As more farmers retire, mega-farms could get bigger
In the coming years, as farmers across the Prairies get older and retire, a significant shift in land ownership is expected to take place that will have substantial implications for the future of our agricultural landscape if this land is further consolidated into mega-farms.
One potential solution could be for the provinces to raise taxes to discourage the concentration of ownership. Alternatively, a cap could be created to control how much one person or company could own.
In the short term, there isn’t any interest from the provincial governments in changing the rules.

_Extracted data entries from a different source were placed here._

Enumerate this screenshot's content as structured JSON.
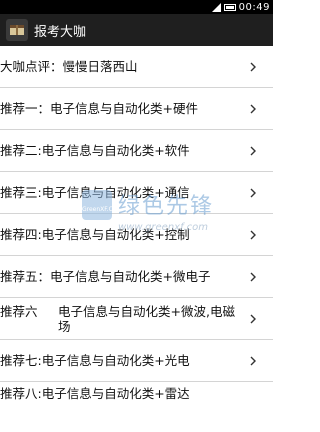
{
  "status_bar": {
    "time": "00:49"
  },
  "action_bar": {
    "title": "报考大咖"
  },
  "list": {
    "items": [
      {
        "label": "大咖点评：慢慢日落西山"
      },
      {
        "label": "推荐一：电子信息与自动化类+硬件"
      },
      {
        "label": "推荐二:电子信息与自动化类+软件"
      },
      {
        "label": "推荐三:电子信息与自动化类+通信"
      },
      {
        "label": "推荐四:电子信息与自动化类+控制"
      },
      {
        "label": "推荐五：电子信息与自动化类+微电子"
      },
      {
        "label_left": "推荐六",
        "label_right": "电子信息与自动化类+微波,电磁场"
      },
      {
        "label": "推荐七:电子信息与自动化类+光电"
      },
      {
        "label": "推荐八:电子信息与自动化类+雷达"
      }
    ]
  },
  "watermark": {
    "title": "绿色先锋",
    "url": "www.greenxf.com",
    "logo_text": "GreenXF.COM"
  },
  "icons": {
    "chevron": "chevron-right-icon",
    "app": "app-logo-icon"
  },
  "colors": {
    "action_bar": "#1f1f1f",
    "status_bar": "#000000",
    "divider": "#d4d4d4"
  }
}
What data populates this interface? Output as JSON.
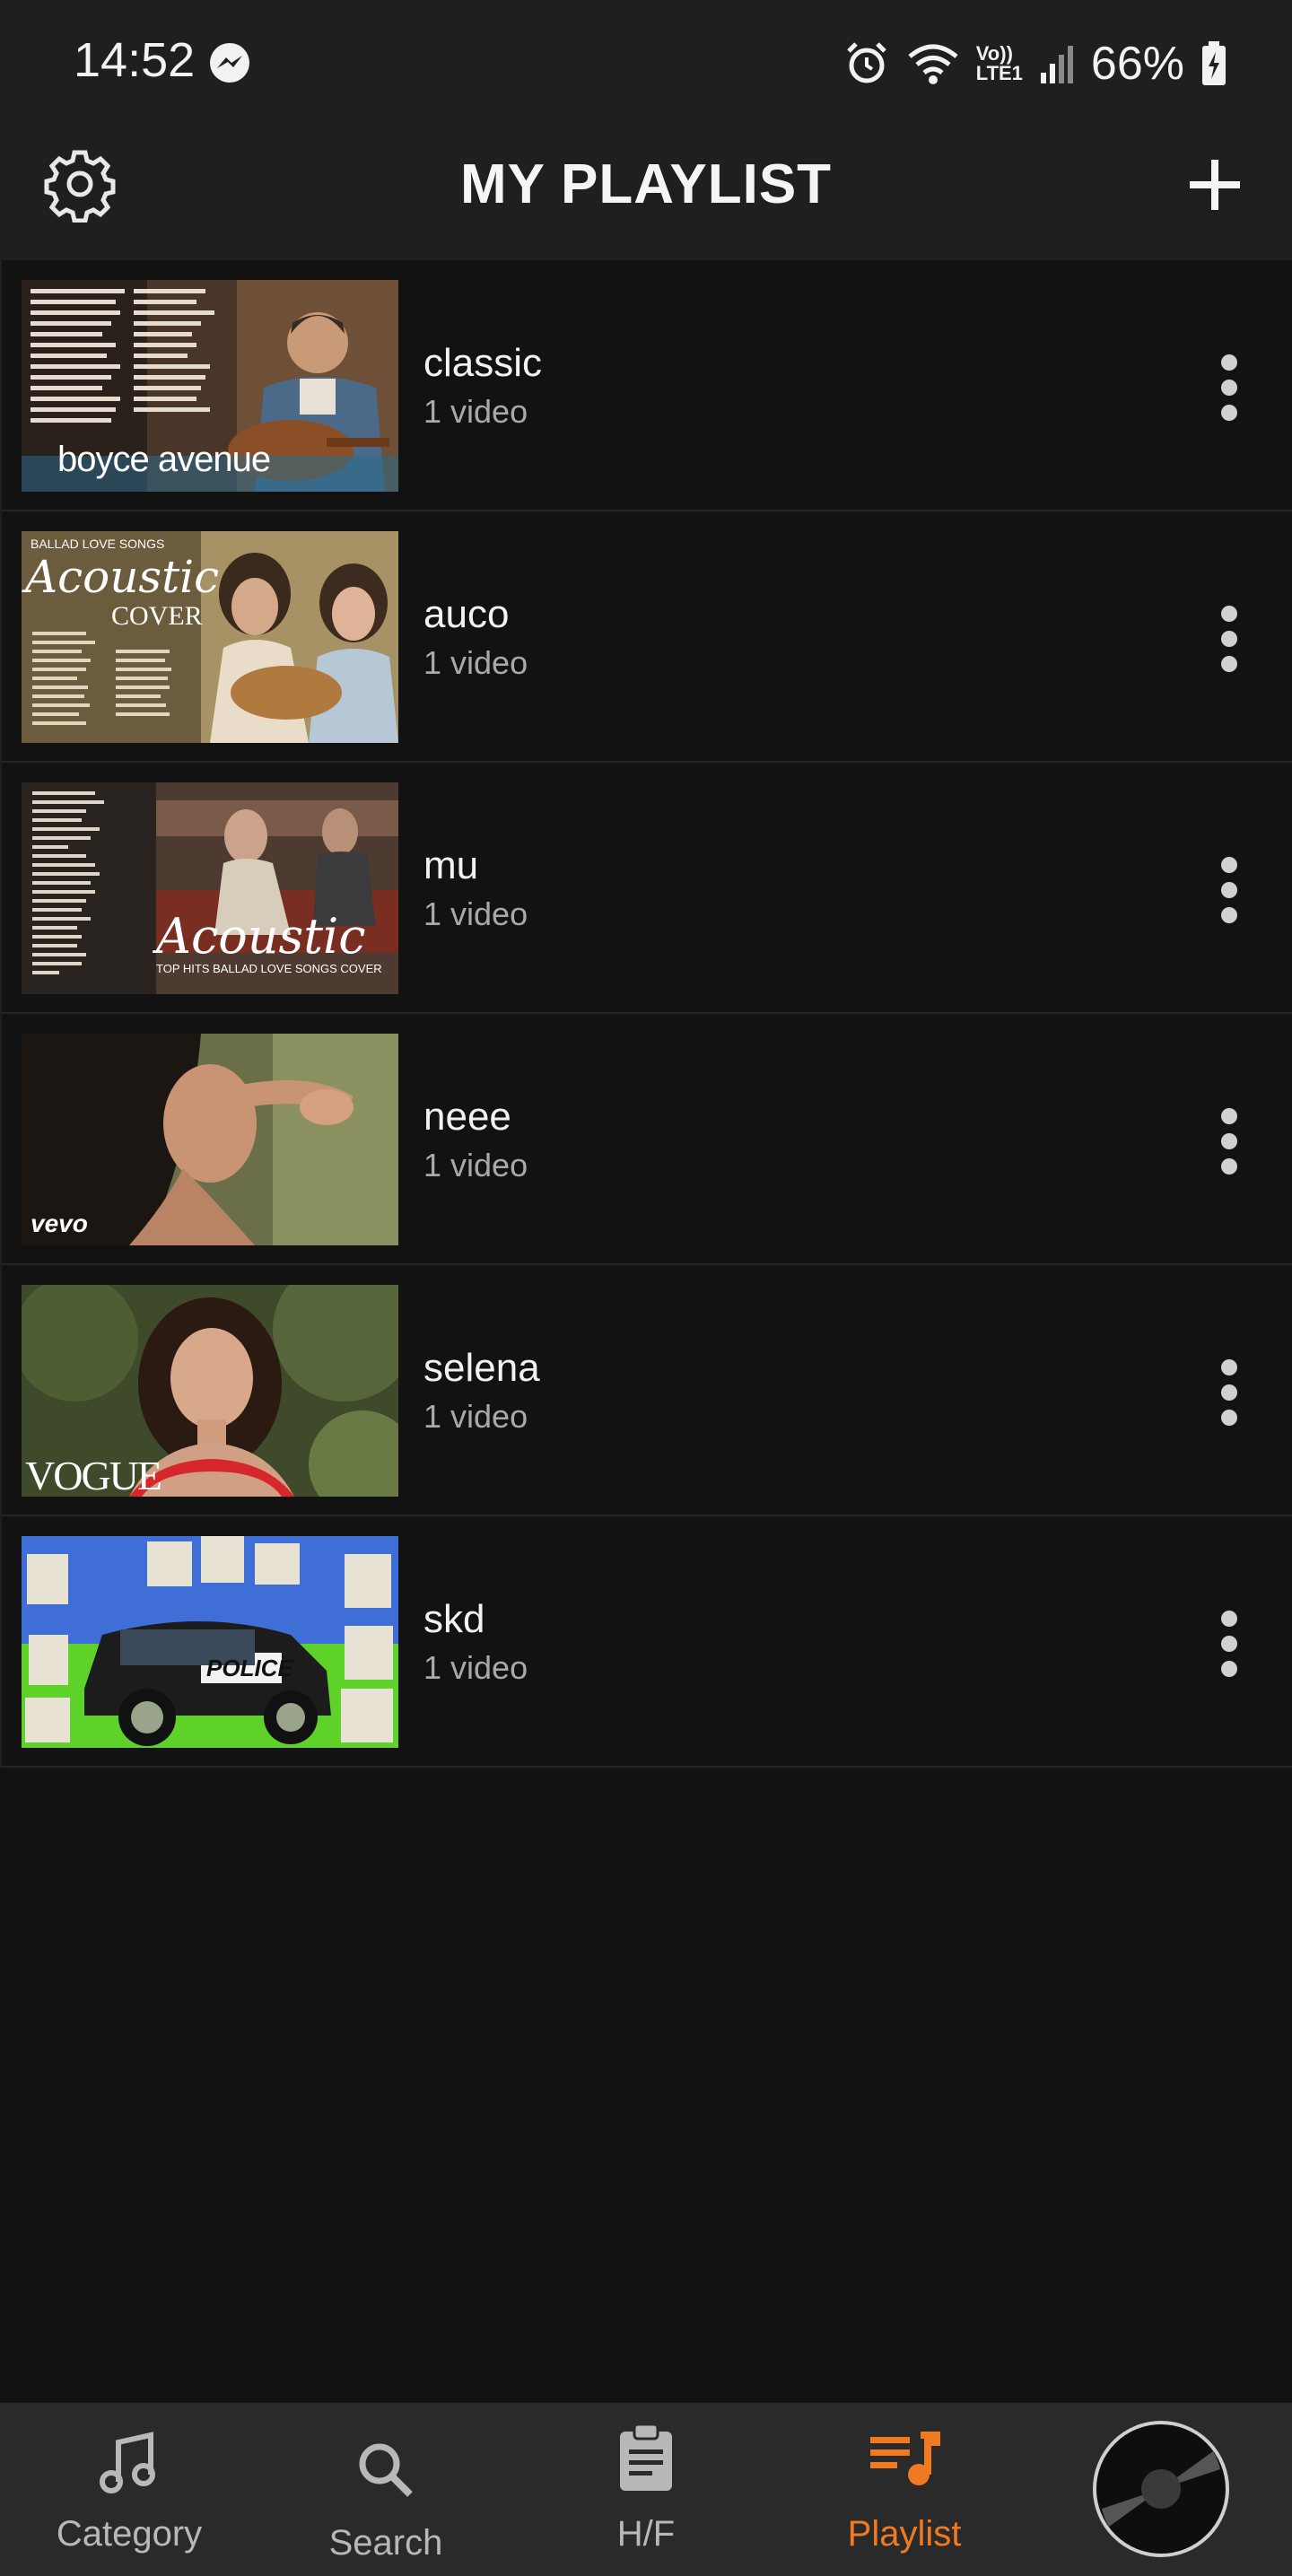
{
  "status_bar": {
    "time": "14:52",
    "battery": "66%",
    "network_label_top": "Vo))",
    "network_label_bottom": "LTE1"
  },
  "header": {
    "title": "MY PLAYLIST"
  },
  "playlists": [
    {
      "name": "classic",
      "count": "1 video",
      "thumb_text": "boyce avenue"
    },
    {
      "name": "auco",
      "count": "1 video",
      "thumb_text_top": "BALLAD LOVE SONGS",
      "thumb_text_main": "Acoustic",
      "thumb_text_sub": "COVER"
    },
    {
      "name": "mu",
      "count": "1 video",
      "thumb_text_main": "Acoustic",
      "thumb_text_sub": "TOP HITS BALLAD LOVE SONGS COVER"
    },
    {
      "name": "neee",
      "count": "1 video",
      "thumb_text": "vevo"
    },
    {
      "name": "selena",
      "count": "1 video",
      "thumb_text": "VOGUE"
    },
    {
      "name": "skd",
      "count": "1 video",
      "thumb_text": "POLICE"
    }
  ],
  "bottom_nav": {
    "items": [
      {
        "label": "Category",
        "icon": "music-note-icon"
      },
      {
        "label": "Search",
        "icon": "search-icon"
      },
      {
        "label": "H/F",
        "icon": "clipboard-icon"
      },
      {
        "label": "Playlist",
        "icon": "playlist-icon",
        "active": true
      }
    ],
    "active_color": "#f07a22"
  }
}
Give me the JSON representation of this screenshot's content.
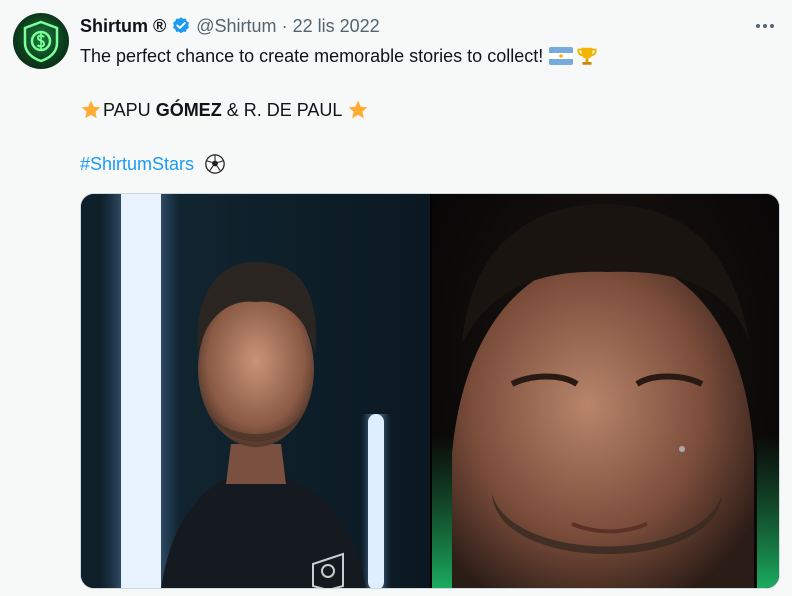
{
  "author": {
    "name": "Shirtum ®",
    "handle": "@Shirtum",
    "separator": "·",
    "date": "22 lis 2022"
  },
  "tweet": {
    "line1": "The perfect chance to create memorable stories to collect!",
    "line2_a": "PAPU ",
    "line2_b": "GÓMEZ",
    "line2_c": " & R. DE PAUL ",
    "hashtag": "#ShirtumStars"
  },
  "icons": {
    "verified": "verified-badge-icon",
    "more": "more-options-icon",
    "flag": "argentina-flag-icon",
    "trophy": "trophy-icon",
    "star": "star-icon",
    "ball": "soccer-ball-icon"
  },
  "media": {
    "photos": [
      "photo-papu-gomez",
      "photo-de-paul"
    ]
  },
  "colors": {
    "background": "#f7f9f9",
    "text": "#0f1419",
    "muted": "#536471",
    "link": "#1d9bf0",
    "verified": "#1d9bf0",
    "star": "#ffac33"
  }
}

“If the government puts a policy in that says ‘no, you can’t sell it to him because he’s hit his cap,’ and you have to sell it to someone else, you know what you’ve done? You’ve controlled the wholesale of land,” David Marit, Saskatchewan’s agricultural minister, told the CBC late last year.
Farms of all sizes are needed for a healthy agriculture industry
According to a policy paper published by Agri-Food Economic Systems, mega farms are essential for making sure Canada’s food supply chains can compete with other countries. Still, small farms are necessary because they keep rural communities alive.
- The report warns that the accelerating trend towards larger farms may threaten to cannibalize itself and threaten Canada’s agri-food competitiveness.
- Eventually, there might be insufficient demand for everything they produce, which could hurt everyone in the industry because larger farms would stop investing in new farming equipment and other supplies.
The report recommends the government create policies supporting a diverse range of farms—small, medium and large to keep the agricultural sector and rural communities healthy.